Entretanto, naquela noite, o seu sonho havia sido inédito: ela estava em um quarto escuro e mãos fortes apalpavam todo o seu corpo, sujando a sua pele com tintas de variadas cores. As mãos deslizavam pelas curvas de seu corpo esguio em um ritmo delicado e sensual. Alina estava de pé, no meio daquele quarto desconhecido, e quando tentou levantar a cabeça, na esperança de descobrir o estranho que lhe tocava, ela não conseguiu: Alina estava petrificada, sem forças, ao mesmo tempo em que se sentia hipnotizada ou dopada. Ela estava totalmente à mercê daquele sujeito. Mas ao invés de sentir medo ou pânico, Alina sentia prazer por estar ali, tendo cada pedaço da sua pele aquecido ao ser preenchido pela tinta fria. Aquelas fortes mãos tinham uma fome ávida de seu corpo, enquanto a tinta passava pela sua pele e escorria até o chão. Alina não conseguia ver nada ou alguém, e apenas se podia ouvir o som de sua respiração ofegante.

— Que sonho esquisito! — Disse consigo mesma, sentando-se na beirada da cama.

Ainda assustada e confusa, ela pegou uma garrafa de água, que estava em um pequeno móvel ao lado de sua cama. As suas mãos ainda tremiam. Assim que começou a beber, a água fresca aliviava o seu corpo e o seu espírito de imediato. Após se acalmar, Alina refletia: ela se perguntava se teria que se conformar a ter pesadelos todas as noites, pelo resto da sua vida. Pelo visto, seria necessário mais uma consulta com o seu psicanalista. Porém, não era só esse fato que ocupava a sua mente.

Ao olhar para a escrivaninha, Alina avistou o seu diário e, consequentemente, lembrou-se de sua maior descoberta recente: Alina tinha um relacionamento com o Marcos, o seu professor na universidade. No entanto, aquilo não lhe foi um choque — afinal, durante a leitura dos relatos anteriores, ela pressentia que isso poderia ser anunciado em algum momento. Em outras palavras, uma relação entre eles era previsível na sua narrativa. Porém, isso não deixava de lhe incomodar.

Alina não se reconhecia naqueles escritos, tendo a impressão de que era uma pessoa diferente antes de seu incidente. Se fosse agora, ela jamais teria tomado a iniciativa para um relacionamento arriscado e delicado. De repente, em meio aos seus julgamentos, algo veio à sua mente: ela e o Marcos estariam ainda juntos? Caso sim, por que ele não foi lhe ver no hospital ou ainda não lhe procurou? Além disso, mesmo se eles já tivessem rompido, o Marcos deveria estar informado sobre o ocorrido, já que a sua história tinha chegado aos ouvidos de toda a universidade.

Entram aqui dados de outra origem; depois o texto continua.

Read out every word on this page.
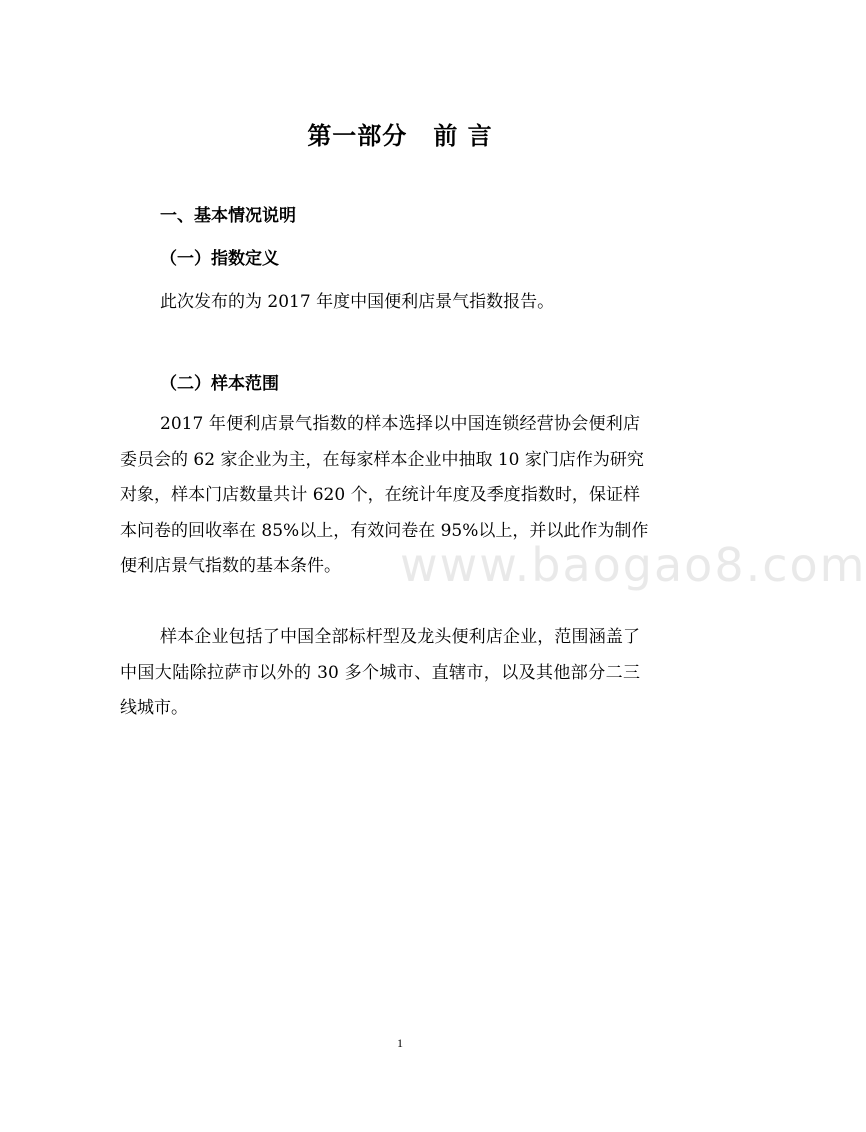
第一部分 前 言
一、基本情况说明
（一）指数定义
此次发布的为 2017 年度中国便利店景气指数报告。
（二）样本范围
2017 年便利店景气指数的样本选择以中国连锁经营协会便利店
委员会的 62 家企业为主，在每家样本企业中抽取 10 家门店作为研究
对象，样本门店数量共计 620 个，在统计年度及季度指数时，保证样
本问卷的回收率在 85%以上，有效问卷在 95%以上，并以此作为制作
便利店景气指数的基本条件。
样本企业包括了中国全部标杆型及龙头便利店企业，范围涵盖了
中国大陆除拉萨市以外的 30 多个城市、直辖市，以及其他部分二三
线城市。
www.baogao8.com
1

Esse questionamento lhe provocou um frio na espinha. Para tirar a dúvida, a solução mais óbvia seria continuar a leitura do diário. No entanto, Alina já estava tomada pela ansiedade, fazendo-lhe tomar uma decisão imediata: ir à universidade e conversar diretamente com o professor. Afinal, independente de eles estarem juntos ou não, o Marcos poderia ter mais informações sobre o seu passado esquecido. Aliás, ela tinha plena consciência de que o que estava registrado no diário era a sua visão particular dos fatos, e talvez ela não tivesse escrito exatamente todos os ocorridos.